Rita Célia Faheina
da Redação
Um diagnóstico do uso e gestão dos recursos hídricos no Ceará está sendo discutido no I Encontro do Pacto das Águas que se realiza está amanhã no Centro de Treinamento do Banco do Nordeste, no Passaré
28/08/2008 00:16

"Água é ainda instrumento de poder local e este poder impede a democratização do seu acesso. Percebe-se esse fato, por exemplo, em alguns programas que alocam e implantam cisternas. As intolerâncias políticas (indústria da seca) dificultam o desenvolvimento dos programas realmente eficazes e estruturantes para substituir os carros-pipa que permanecem em quantidade excessiva e cujo controle público e vigilância sanitária da água distribuída são deficientes". Esse é um dos tópicos do documento preliminar sobre o Cenário Atual dos Recursos Hídricos do Estado, diagnóstico feito por participantes de 96 instituições que compõem o Pacto das Águas.
As discussões sobre o mapeamento das águas do Ceará começaram ontem no I Encontro Estadual do Pacto das Águas que só termina amanhã, no Centro de Treinamento do Banco do Nordeste, no Passaré. Na abertura, o secretário executivo do Pacto, Eudoro Santana, explicou que são oito núcleos de discussão. "Estamos realizando uma coisa muito difícil porque não é só um seminário ou um fórum, mais um trabalho meticuloso". Segundo ele, foram realizadas, em um ano do pacto, mais de 30 reuniões e oito seminários.
Para Eudoro Santana, a preocupação de todos é com os cuidados que se deve ter com a água: problemas como a poluição e a contaminação. Ele diz que o pacto conta com um suporte de profissionais como cientistas, consultores e foram feitos convênios com o Governo do Estado e outras instituições. "Esse sacrifício de estar sempre discutindo (a questão da água) é compensador. Diante do quadro internacional, estamos no caminho certo com o envolvimento de toda a sociedade. Esse encontro vai ser importante para a revisão do documento e, no final, identificar os grandes desafios dos recursos hídricos no Ceará".
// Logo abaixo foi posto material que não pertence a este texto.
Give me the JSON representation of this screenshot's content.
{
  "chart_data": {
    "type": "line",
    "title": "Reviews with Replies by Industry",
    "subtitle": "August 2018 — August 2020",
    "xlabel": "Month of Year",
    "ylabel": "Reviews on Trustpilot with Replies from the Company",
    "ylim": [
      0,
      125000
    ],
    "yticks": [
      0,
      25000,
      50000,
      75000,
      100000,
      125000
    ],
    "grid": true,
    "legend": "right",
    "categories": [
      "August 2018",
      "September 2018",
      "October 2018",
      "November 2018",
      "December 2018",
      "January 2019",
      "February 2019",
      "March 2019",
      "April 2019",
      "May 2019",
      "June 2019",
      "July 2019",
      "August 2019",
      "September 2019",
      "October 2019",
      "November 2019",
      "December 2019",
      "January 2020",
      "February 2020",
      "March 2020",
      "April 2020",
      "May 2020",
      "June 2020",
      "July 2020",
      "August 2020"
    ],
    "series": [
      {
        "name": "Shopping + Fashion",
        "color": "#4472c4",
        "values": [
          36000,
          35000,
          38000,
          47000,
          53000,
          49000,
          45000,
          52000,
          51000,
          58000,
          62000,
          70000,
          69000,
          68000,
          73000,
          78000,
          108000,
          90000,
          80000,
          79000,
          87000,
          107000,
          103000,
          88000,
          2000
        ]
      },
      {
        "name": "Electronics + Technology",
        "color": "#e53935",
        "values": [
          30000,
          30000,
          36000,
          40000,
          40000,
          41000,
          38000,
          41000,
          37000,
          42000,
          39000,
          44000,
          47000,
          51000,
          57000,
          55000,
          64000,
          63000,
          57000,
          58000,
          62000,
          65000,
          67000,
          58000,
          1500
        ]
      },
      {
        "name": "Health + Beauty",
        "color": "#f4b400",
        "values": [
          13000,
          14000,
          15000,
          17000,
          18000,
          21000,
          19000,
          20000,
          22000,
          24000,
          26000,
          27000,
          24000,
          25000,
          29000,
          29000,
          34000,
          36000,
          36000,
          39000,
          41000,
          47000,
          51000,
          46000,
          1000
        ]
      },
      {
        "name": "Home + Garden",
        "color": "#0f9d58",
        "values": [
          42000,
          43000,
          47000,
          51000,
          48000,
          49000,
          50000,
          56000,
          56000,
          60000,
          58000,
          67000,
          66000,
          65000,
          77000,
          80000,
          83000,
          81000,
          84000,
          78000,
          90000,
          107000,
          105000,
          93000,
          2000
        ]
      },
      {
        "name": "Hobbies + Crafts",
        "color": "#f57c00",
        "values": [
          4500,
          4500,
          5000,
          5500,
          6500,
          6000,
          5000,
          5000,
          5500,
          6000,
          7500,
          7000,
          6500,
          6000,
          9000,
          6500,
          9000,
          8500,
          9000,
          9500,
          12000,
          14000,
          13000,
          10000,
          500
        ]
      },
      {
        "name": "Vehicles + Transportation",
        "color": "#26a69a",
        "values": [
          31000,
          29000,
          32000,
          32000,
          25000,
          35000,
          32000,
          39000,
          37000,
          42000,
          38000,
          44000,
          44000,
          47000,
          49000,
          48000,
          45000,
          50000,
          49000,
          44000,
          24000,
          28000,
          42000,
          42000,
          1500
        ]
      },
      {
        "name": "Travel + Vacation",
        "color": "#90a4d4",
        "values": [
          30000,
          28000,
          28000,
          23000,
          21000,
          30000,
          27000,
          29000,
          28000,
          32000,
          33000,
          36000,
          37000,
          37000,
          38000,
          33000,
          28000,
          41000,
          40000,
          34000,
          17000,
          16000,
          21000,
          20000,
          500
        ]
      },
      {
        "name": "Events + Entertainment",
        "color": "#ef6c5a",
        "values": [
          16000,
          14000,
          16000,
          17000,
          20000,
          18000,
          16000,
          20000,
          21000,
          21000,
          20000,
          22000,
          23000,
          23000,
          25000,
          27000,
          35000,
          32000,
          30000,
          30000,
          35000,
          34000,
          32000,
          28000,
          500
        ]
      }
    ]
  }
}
O presidente da Companhia de Gestão do Recursos Hídricos (Cogerh), Francisco José Teixeira, diz que o órgão já tem preocupação com a gestão da qualidade da água. "Temos o vício de olhar para a falta quantitativa da água, mas avançamos muitos e contamos com grandes estruturas como o açude Castanhão, demais barragens e poços". Teixeira disse que a distribuição por carros-pipa ainda vai perdurar por muito tempo.
"Pode-se ter a água do carro-pipa, mas que seja água tratada. A grande preocupação é essa: com a qualidade da água", insiste. Para ele, outro grave problema é a questão do lixo que não é coletado de forma correta e atinge os mananciais. Ele defende uma campanha para a construção dos aterros sanitários. O presidente da Cogerh foi um dos que assinaram o convênio entre a Agência Nacional de Águas (ANA). Também assinaram, Daniel Moreira, secretário-adjunto da Secretaria de Recursos Hídricos e representantes de outros órgãos governamentais.
SAIBA MAIS
O documento preliminar intitulado "Cenário Atual dos Recursos Hídricos no Ceará" é o resultado das contribuições de 96 instituições envolvidas nas atividades do Pacto das Águas por meio do Conselho de Altos Estudos e Assuntos Estratégicos da Assembléia Legislativa do Ceará (AL).
Os membros do Pacto das Águas participaram de oito seminários no primeiro semestre deste ano. Apontaram, entre outros problemas, o desperdício de água tratada, a falta de planejamento na distribuição, o pouco incentivo à pesca artesanal e a não-universalização da oferta.